A high-pressure ridge, four miles high, sits off the West Coast, blocking Pacific storms from cleaning the air in the Central Valley. Pollution levels have spiked across California, but nowhere is it as bad as in this agricultural region.

With no rain since Dec. 7, fine particles that can embed in lungs and enter the bloodstream build up in an ever-darkening sky. Meteorologists don't expect the weather to shift until at least the end of the month.

When Kellie Townsend returned from her Christmas vacation at the coast, she knew right away something was wrong.
"As soon as I drove into the valley, I could feel a burning in my throat," she said.

Townsend, who works in the Earth and Environmental Sciences program at Fresno State, heeded air board warnings to stay inside. Her neighbors seemed to do the same. The only people she saw out were gardeners with leaf-blowers. For exercise there was her Lindy Hop dance class. One weekend she went to the mountains for a dose of fresh air.

But after three weeks, on a recent balmy day, the 42-year-old returned to running up and down hills near a walking trail. She purposely didn't check the air rating — which was a red alert with about three times the amount of fine particles found in air considered healthful.

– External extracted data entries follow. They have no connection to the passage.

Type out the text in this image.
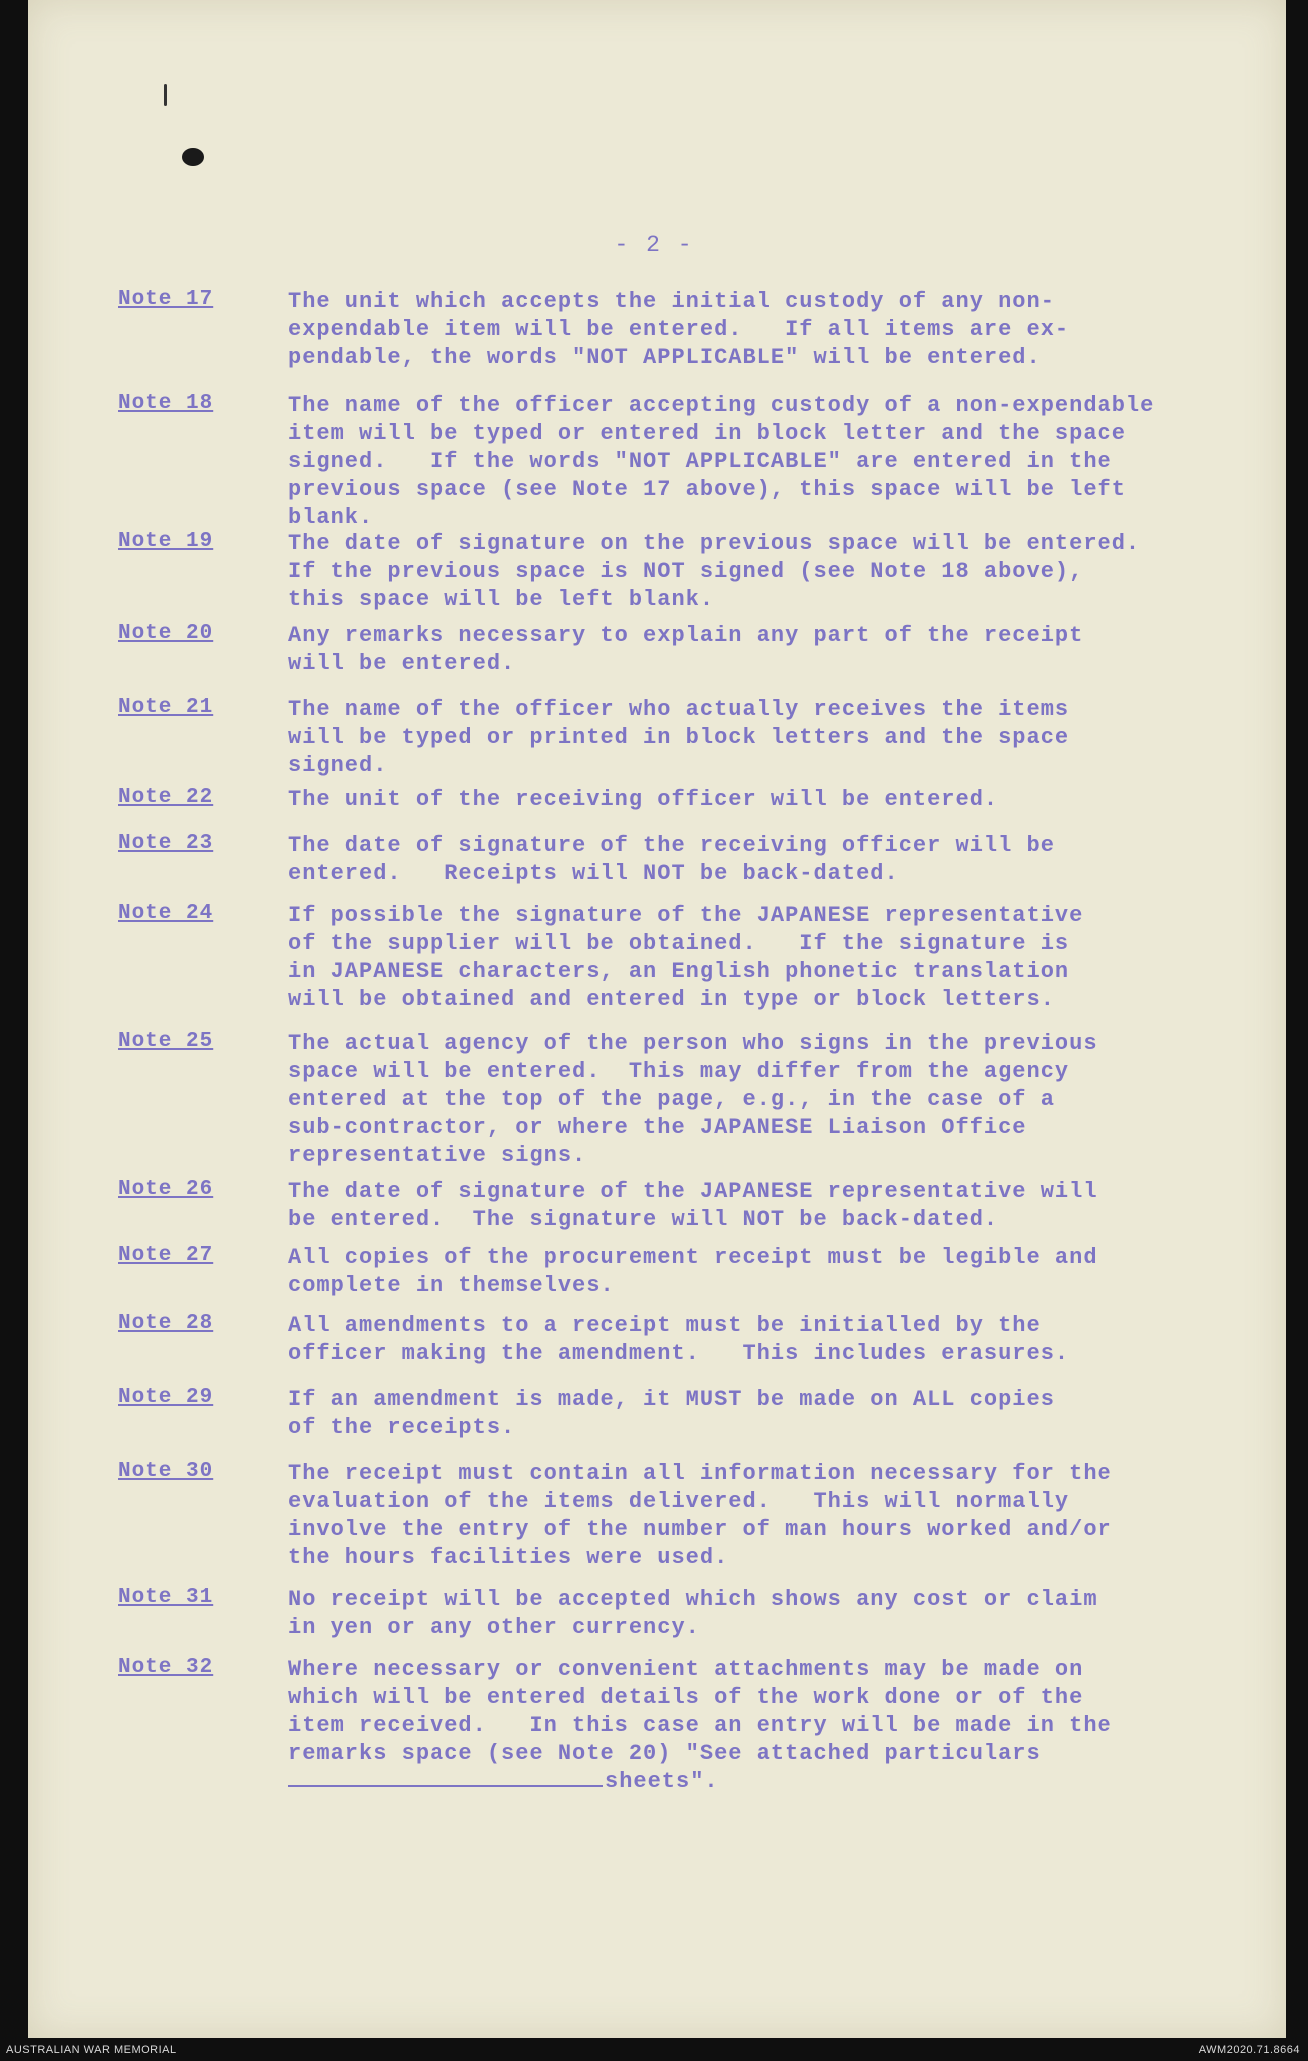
- 2 -
Note 17	The unit which accepts the initial custody of any non-
expendable item will be entered.   If all items are ex-
pendable, the words "NOT APPLICABLE" will be entered.
Note 18	The name of the officer accepting custody of a non-expendable
item will be typed or entered in block letter and the space
signed.   If the words "NOT APPLICABLE" are entered in the
previous space (see Note 17 above), this space will be left
blank.
Note 19	The date of signature on the previous space will be entered.
If the previous space is NOT signed (see Note 18 above),
this space will be left blank.
Note 20	Any remarks necessary to explain any part of the receipt
will be entered.
Note 21	The name of the officer who actually receives the items
will be typed or printed in block letters and the space
signed.
Note 22	The unit of the receiving officer will be entered.
Note 23	The date of signature of the receiving officer will be
entered.   Receipts will NOT be back-dated.
Note 24	If possible the signature of the JAPANESE representative
of the supplier will be obtained.   If the signature is
in JAPANESE characters, an English phonetic translation
will be obtained and entered in type or block letters.
Note 25	The actual agency of the person who signs in the previous
space will be entered.  This may differ from the agency
entered at the top of the page, e.g., in the case of a
sub-contractor, or where the JAPANESE Liaison Office
representative signs.
Note 26	The date of signature of the JAPANESE representative will
be entered.  The signature will NOT be back-dated.
Note 27	All copies of the procurement receipt must be legible and
complete in themselves.
Note 28	All amendments to a receipt must be initialled by the
officer making the amendment.   This includes erasures.
Note 29	If an amendment is made, it MUST be made on ALL copies
of the receipts.
Note 30	The receipt must contain all information necessary for the
evaluation of the items delivered.   This will normally
involve the entry of the number of man hours worked and/or
the hours facilities were used.
Note 31	No receipt will be accepted which shows any cost or claim
in yen or any other currency.
Note 32	Where necessary or convenient attachments may be made on
which will be entered details of the work done or of the
item received.   In this case an entry will be made in the
remarks space (see Note 20) "See attached particulars
sheets".
AUSTRALIAN WAR MEMORIAL	AWM2020.71.8664
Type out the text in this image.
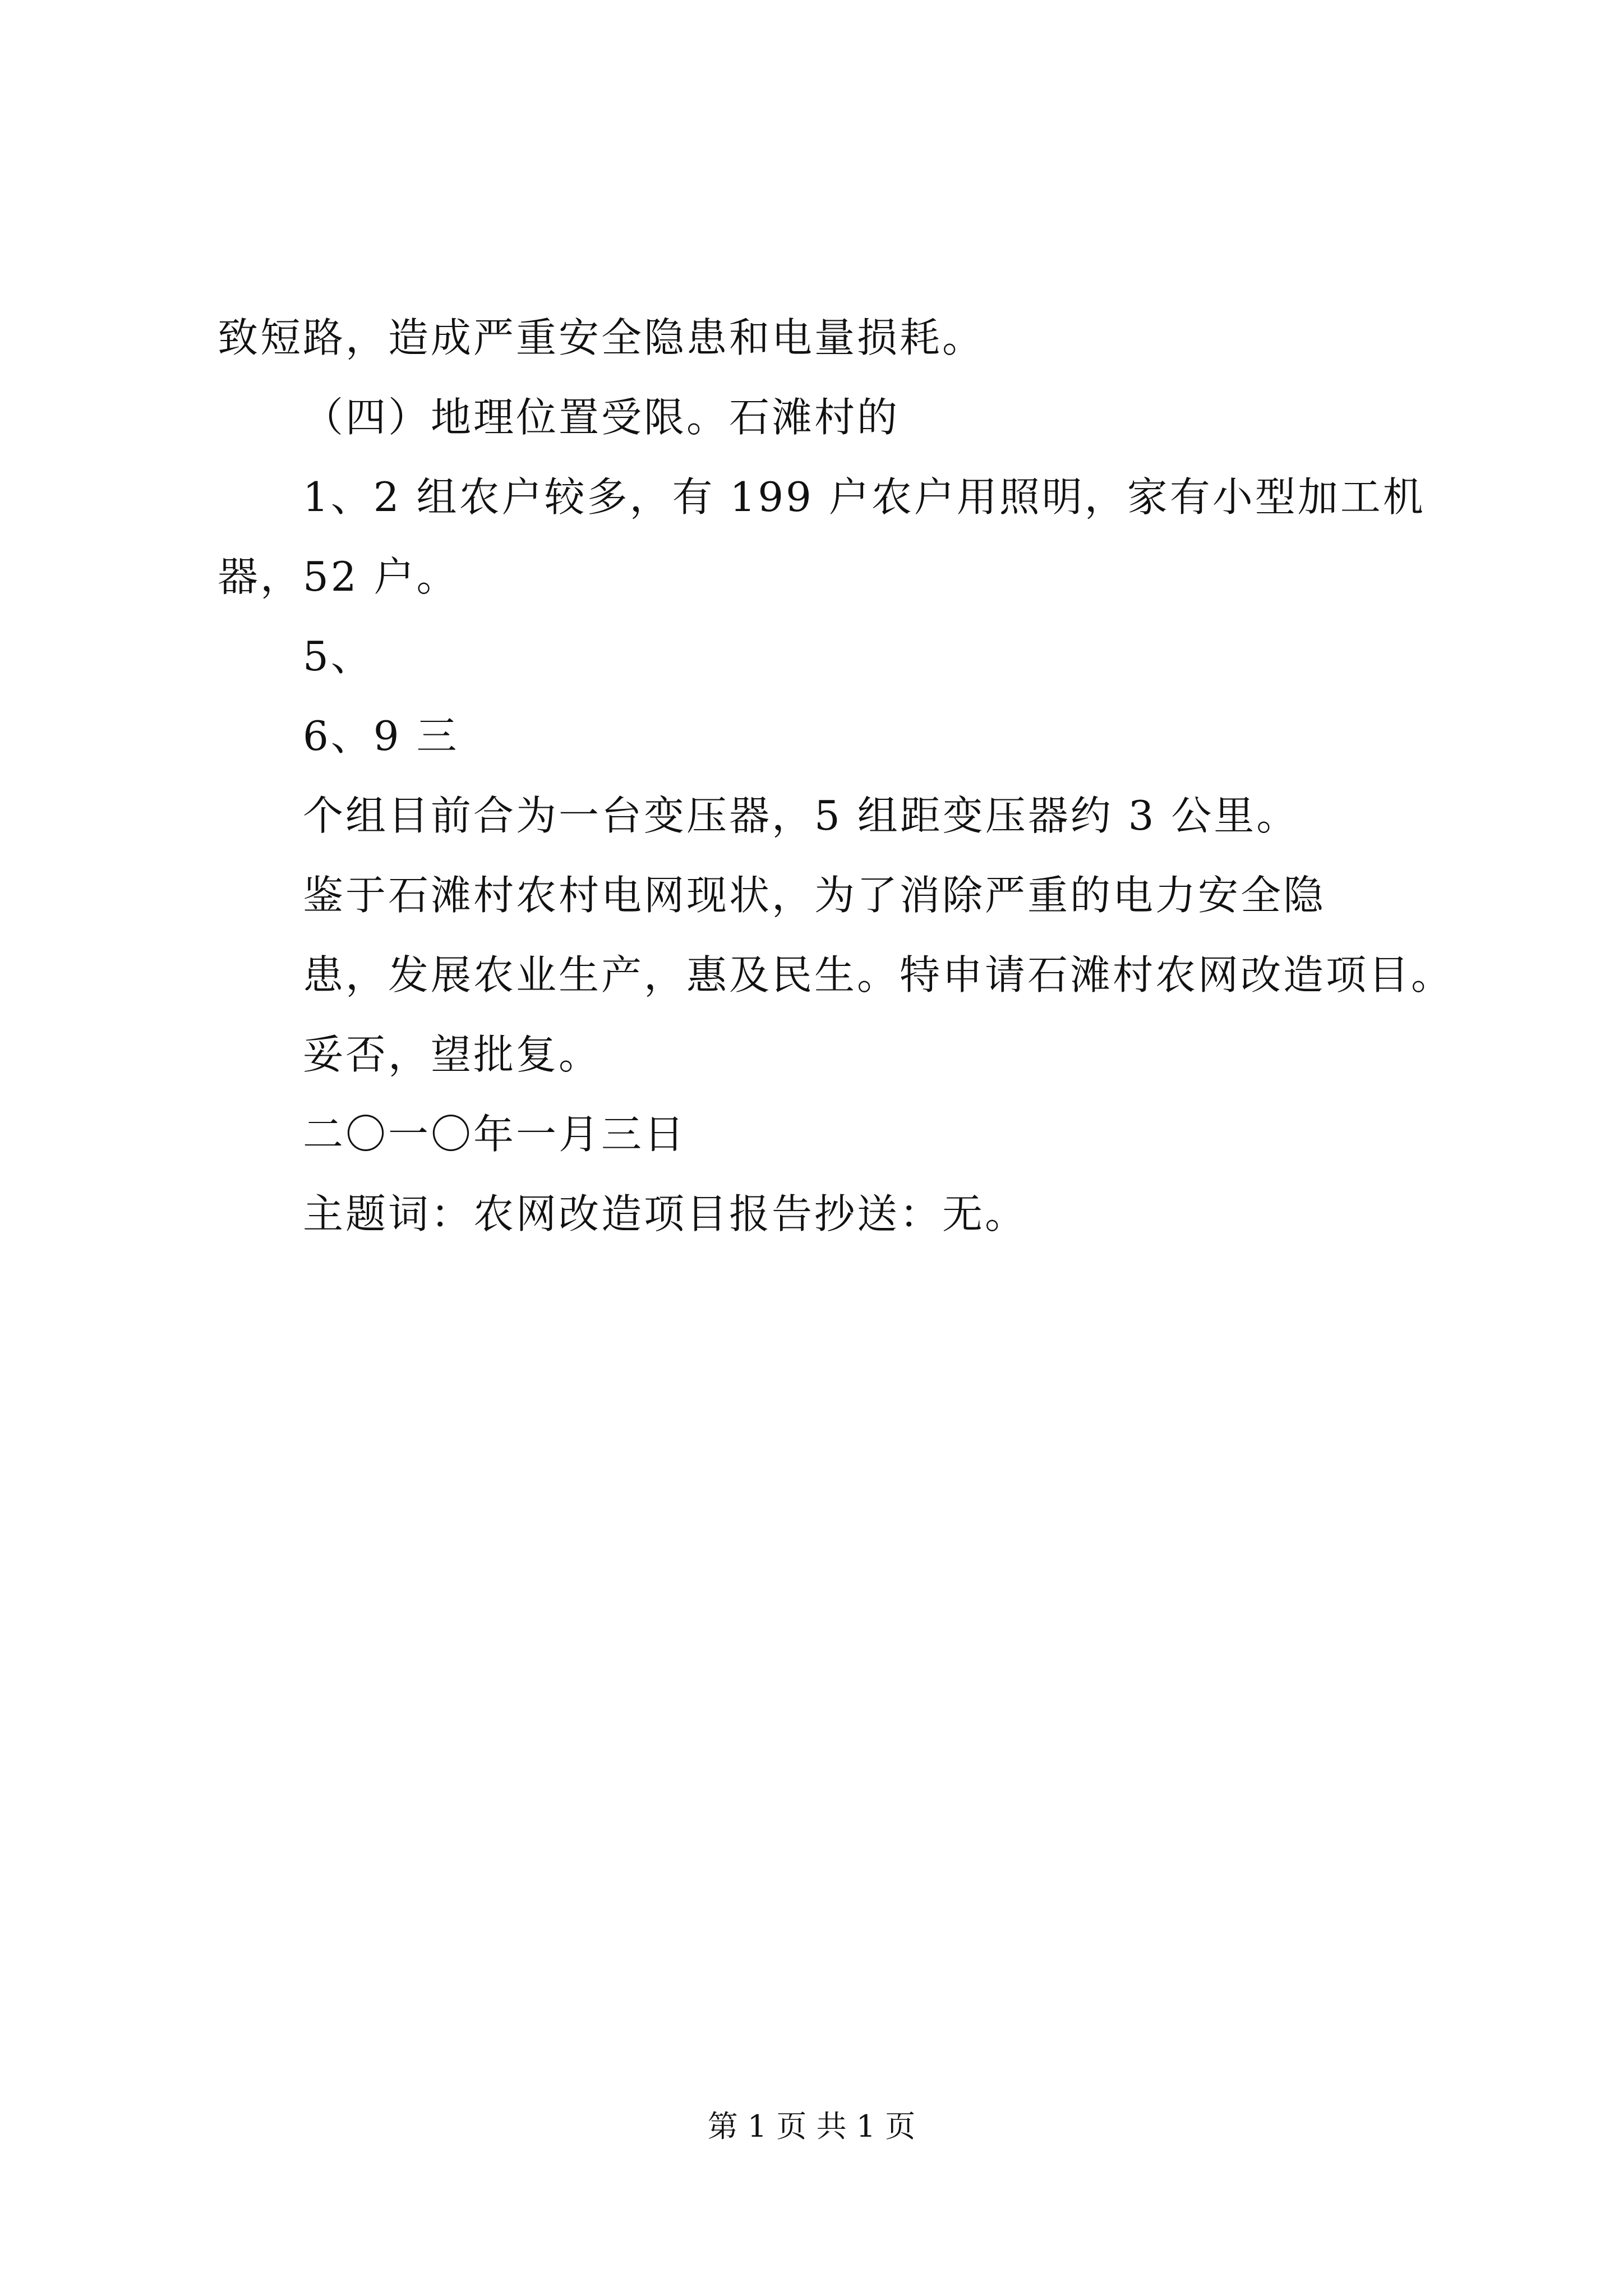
致短路，造成严重安全隐患和电量损耗。
（四）地理位置受限。石滩村的
1、2 组农户较多，有 199 户农户用照明，家有小型加工机
器，52 户。
5、
6、9 三
个组目前合为一台变压器，5 组距变压器约 3 公里。
鉴于石滩村农村电网现状，为了消除严重的电力安全隐
患，发展农业生产，惠及民生。特申请石滩村农网改造项目。
妥否，望批复。
二〇一〇年一月三日
主题词：农网改造项目报告抄送：无。
第 1 页 共 1 页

"I'm scared. I can feel that something isn't right. I can feel the tightness in my chest," she said. "But I get tense when I'm inside too long. I told my husband, 'My head feels chaotic inside.' I know what will happen — I will be coughing tonight. Maybe the damage is long term. But what do I do?"

People who live in the Central Valley are used to bad air. Surrounded by mountains on three sides, home to industrial agriculture and oil fields, and with most of the state's long-distance big-rig traffic driving through on Interstate 5 and state Highway 99, the region historically has had some of the worst pollution in the nation.

Warnings about spikes usually go out in the summer and are directed at sensitive groups: children, older people and those with respiratory problems in a region where the asthma rate is three times higher than the national average.

Now the amount of fine particles — known as PM-2.5 — in the air is so high that a new group is affected: outdoorsy adults with no health problems. On many days, the air district, tracking hourly readings, sends out an alert: "Real Time Activity Risk Warning."
As the weeks stretch on, people are ignoring the warnings.
Keep reading.

One of the things that always tripped me out about Fresno was all the agricultural burning. Drive around the Valley and you see agricultural fires all the time. Sometimes you just breathe the smoke. So, yeah, air quality up there is definitely an issue.